I’m new to the forums, and this is more of a generic issue than one specific to Windows 10, but that’s my OS.

I recorded some audio from Skype using a program called Evaer. When I put it into audacity (this also happened with the native file), the audio from other people in the chat repeated itself on say a half-second delay so you could hear their voice again while their original comment kept on going, if you can follow what I mean. This hasn’t happened before, and it came from how the audio was recorded, that I know.

Is there a clean way to use Audacity to fix these problems, or is the audio not salvageable?

Since Audacity can’t split apart a show into individual voices or instruments, you’re stuck.

Do you know what happened? Audacity not recommended for recording Skype and sometimes other apps aren’t either. One problem is Skype changes its services with no notice.
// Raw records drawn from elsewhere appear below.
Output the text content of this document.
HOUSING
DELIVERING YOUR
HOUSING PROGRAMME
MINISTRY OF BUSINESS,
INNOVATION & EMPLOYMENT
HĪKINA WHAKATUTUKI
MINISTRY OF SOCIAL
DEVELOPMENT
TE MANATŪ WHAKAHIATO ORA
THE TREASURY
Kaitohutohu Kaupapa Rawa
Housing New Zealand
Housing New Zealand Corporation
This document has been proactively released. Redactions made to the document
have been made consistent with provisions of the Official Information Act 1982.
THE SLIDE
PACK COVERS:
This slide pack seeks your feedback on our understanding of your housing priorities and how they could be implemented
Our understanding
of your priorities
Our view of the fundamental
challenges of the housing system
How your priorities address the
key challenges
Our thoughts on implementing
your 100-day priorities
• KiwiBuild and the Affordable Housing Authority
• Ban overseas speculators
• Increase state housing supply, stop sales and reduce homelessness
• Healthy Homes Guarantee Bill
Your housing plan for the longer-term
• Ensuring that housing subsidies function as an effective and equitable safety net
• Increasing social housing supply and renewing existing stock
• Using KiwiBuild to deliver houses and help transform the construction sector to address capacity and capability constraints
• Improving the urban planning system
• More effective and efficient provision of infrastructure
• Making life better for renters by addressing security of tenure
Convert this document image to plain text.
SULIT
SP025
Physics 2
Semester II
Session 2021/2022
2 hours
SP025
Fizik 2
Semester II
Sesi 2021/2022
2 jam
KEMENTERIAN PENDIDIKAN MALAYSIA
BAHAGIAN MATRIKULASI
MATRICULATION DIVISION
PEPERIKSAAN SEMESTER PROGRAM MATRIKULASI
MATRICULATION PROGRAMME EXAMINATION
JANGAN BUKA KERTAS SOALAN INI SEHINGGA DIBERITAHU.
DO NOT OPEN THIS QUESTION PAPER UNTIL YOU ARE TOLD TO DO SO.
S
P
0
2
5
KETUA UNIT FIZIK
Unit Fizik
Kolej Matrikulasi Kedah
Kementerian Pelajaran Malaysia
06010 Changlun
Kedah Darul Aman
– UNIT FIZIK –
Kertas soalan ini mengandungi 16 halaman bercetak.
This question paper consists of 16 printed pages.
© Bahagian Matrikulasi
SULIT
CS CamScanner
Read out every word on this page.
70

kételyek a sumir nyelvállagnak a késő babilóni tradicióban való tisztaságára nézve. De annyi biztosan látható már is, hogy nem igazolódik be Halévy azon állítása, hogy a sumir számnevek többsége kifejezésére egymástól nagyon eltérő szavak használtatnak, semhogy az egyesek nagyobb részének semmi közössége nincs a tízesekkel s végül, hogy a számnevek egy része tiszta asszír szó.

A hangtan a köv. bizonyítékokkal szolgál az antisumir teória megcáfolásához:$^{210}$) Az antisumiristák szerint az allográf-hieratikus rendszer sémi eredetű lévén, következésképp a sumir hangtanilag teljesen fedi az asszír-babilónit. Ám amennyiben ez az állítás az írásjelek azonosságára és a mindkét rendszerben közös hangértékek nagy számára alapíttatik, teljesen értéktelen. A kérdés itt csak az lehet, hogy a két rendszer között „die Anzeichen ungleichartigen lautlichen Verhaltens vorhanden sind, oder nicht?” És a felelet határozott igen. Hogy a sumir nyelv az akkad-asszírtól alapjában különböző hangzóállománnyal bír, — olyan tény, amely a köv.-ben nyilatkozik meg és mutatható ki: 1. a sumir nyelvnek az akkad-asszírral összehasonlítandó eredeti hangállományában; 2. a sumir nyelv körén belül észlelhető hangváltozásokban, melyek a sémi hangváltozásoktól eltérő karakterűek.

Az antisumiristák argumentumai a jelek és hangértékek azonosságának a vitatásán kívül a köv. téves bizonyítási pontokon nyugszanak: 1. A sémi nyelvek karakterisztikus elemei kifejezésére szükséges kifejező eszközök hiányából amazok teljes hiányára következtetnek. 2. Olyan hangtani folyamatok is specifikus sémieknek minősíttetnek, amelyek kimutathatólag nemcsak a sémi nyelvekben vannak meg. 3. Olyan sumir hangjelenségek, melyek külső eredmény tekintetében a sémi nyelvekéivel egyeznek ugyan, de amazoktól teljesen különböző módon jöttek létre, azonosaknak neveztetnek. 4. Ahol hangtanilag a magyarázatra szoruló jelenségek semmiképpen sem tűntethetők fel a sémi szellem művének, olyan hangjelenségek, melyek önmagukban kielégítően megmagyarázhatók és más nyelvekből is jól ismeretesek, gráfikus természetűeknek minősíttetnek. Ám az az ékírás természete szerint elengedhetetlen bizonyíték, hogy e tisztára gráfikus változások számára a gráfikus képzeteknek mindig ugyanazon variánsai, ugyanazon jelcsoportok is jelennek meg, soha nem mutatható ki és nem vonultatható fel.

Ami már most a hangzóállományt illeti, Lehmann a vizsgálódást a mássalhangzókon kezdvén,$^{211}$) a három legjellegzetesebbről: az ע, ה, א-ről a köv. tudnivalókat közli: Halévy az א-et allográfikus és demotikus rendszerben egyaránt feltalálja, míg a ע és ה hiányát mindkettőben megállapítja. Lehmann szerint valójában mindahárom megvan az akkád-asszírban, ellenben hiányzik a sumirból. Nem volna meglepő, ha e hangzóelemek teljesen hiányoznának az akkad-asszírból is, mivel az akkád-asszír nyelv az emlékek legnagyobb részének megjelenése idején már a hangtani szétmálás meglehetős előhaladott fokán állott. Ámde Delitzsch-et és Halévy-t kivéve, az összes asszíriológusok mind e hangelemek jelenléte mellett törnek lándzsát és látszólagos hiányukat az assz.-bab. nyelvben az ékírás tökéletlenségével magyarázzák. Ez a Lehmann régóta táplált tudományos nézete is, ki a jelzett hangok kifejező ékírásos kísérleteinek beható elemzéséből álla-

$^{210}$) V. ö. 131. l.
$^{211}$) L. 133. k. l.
Search for “Suddenly, Skype [some evil behavior].”

I sometimes wonder if Skype has a recorder APP and charges a million dollars for it. That’s where their company is getting all its money. They let everything settle down for a month or so and then make a tiny change to sound management that rakes all the other APPs away.

Well golly. If you had been using Skype Recorder, this wouldn’t happen.
Sign here.

Pamela for Windows was going great guns there for a while and was recommended for Skype recording. Then suddenly, it wasn’t.

The only sure thing I know of is a small mixer, a Skype computer and a separate recorder. Trying to get one computer to deal with Skype communications and a separate mixed show causes all the problems.

Koz

It hadn’t happened before with this software (coming from a third party) and Skype, but it did now because Skype updated itself and Evaer is just now compatible with it. It’s bizarre.

I only asked because I thought maybe there was a way to fix this in editing with a few tricks but it’s not. Oh well.

It’s a common request for us to “just pull one instrument out,” of a mixed performance or “just split this song into parts.”

Almost never.

The only way you personally can tell what’s going on it’s you have hearing and mental interpretation going for you. You know what a voice is. As far as Audacity is concerned, that mish-mash is one single sound. Mostly, it doesn’t even know it’s a voice, much less two.

Skype updated itself

That’s what kills productions. “This worked last week.”

It’s bizarre.

It’s perfectly normal.

I did it with two computers and a small mixer.

That wasn’t posed which is why it looks like an explosion in a wire factory. The Skype computer is on the right and the computer on the left is recording the mix and playing the music. That one can be a simple recorder. What it can’t be is running on the right-hand computer.

Skype updates make no difference.

The split recording technique is how many people with reliable podcasts do it. It’s also, as a side note, how Broadcasters do it.

If you find another software package you like, post back.